The brides were not only monies but also snails, tubers of yam, goats and a niece for sex.

About 22 circuit court judges and magistrates have been suspended and 12 High Court judges are under investigations.

Samson decried the popular practice in some courts where clerks collect money without giving receipts before doing a simple task as marking an exhibit or evidence tendered in court.

“Lawyers need introspection and to resolve to stop encourage petty corruption with clerks, typists, bailiffs and other court officials. How may don't pay exhibits fees (not determined in compliance with due process) without demanding receipts and often denying the state of those funds?”

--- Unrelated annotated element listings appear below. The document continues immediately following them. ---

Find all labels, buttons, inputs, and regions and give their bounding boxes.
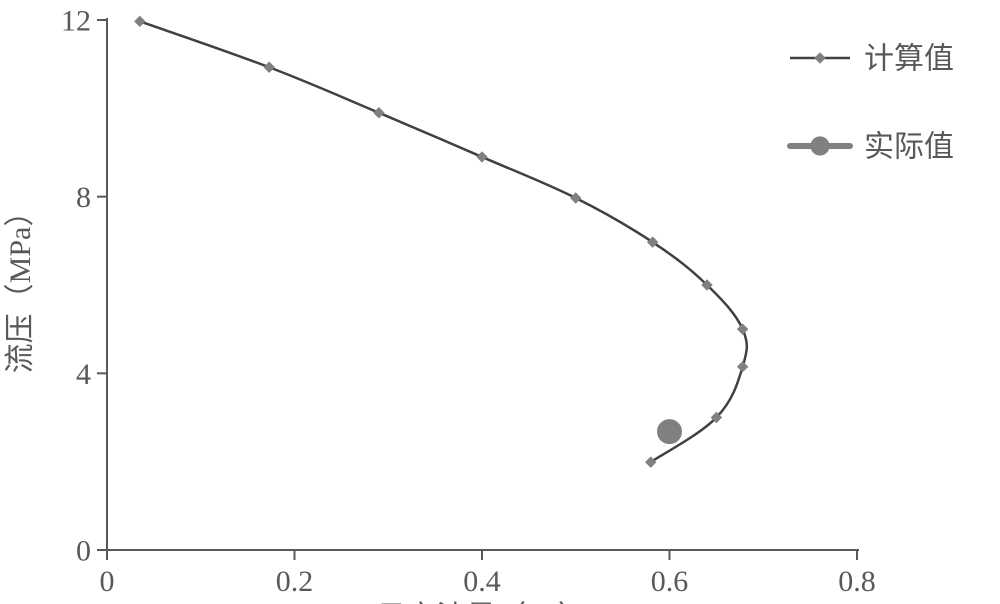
y-tick-label: 8 (76, 181, 91, 214)
chart-bg (0, 0, 1000, 604)
chart-svg: 00.20.40.60.804812日产油量（t/d）流压（MPa）计算值实际值 (0, 0, 1000, 604)
legend-swatch-circle-icon (810, 136, 829, 155)
legend-label: 实际值 (864, 131, 954, 164)
x-tick-label: 0.2 (276, 565, 314, 598)
x-tick-label: 0.4 (463, 565, 501, 598)
y-axis-label: 流压（MPa） (4, 197, 37, 374)
y-tick-label: 4 (76, 358, 91, 391)
series-marker-actual (658, 420, 682, 444)
y-tick-label: 0 (76, 535, 91, 568)
x-tick-label: 0.8 (838, 565, 876, 598)
chart-container: 00.20.40.60.804812日产油量（t/d）流压（MPa）计算值实际值 (0, 0, 1000, 604)
legend-label: 计算值 (864, 43, 954, 76)
x-tick-label: 0 (100, 565, 115, 598)
y-tick-label: 12 (61, 5, 91, 38)
x-tick-label: 0.6 (651, 565, 689, 598)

“How many don't pay before clerks and typist get that critical injunction order or preservation order granted by a judge ready? How many don't pay bailiffs extra transport before they serve processes for which clients have already paid transport fees”

“It is almost like a tradition to pay......almost everybody is paying,” he expressed frustration.

With the confidence of many shaken, questions are being asked if judges, lawyers and court officials can be trusted to do their jobs honestly and with integrity.

Samson Lardy believes there are good judges other public officials who do business in the courts.

Samson Lardy

Giving an example, Samson recalled that although no formal complaint was made a certain judge, he voluntarily wrote to and asked the Chief Justice to investigate him to clear him of rumours of wrongdoing.

He also praised a state attorney Rebecca Naa Koror Ayittey who was so unyielding and unwilling to be part of a bribery plot.

He said a judge told clients of a murder suspect that although he was willing to reduce a sentence of murder to manslaughter, the state prosecutor Naa Ayittey was too difficult and would not badge to his attempt.

She is a shining example that it is not fair to ridicule or bastardise lawyers working in the Attorney-General’s Department, he said.

“There are good ones living up to their calling and oath” Samson Lardy maintains. “Pull out those that deserve to be celebrated” he advocates.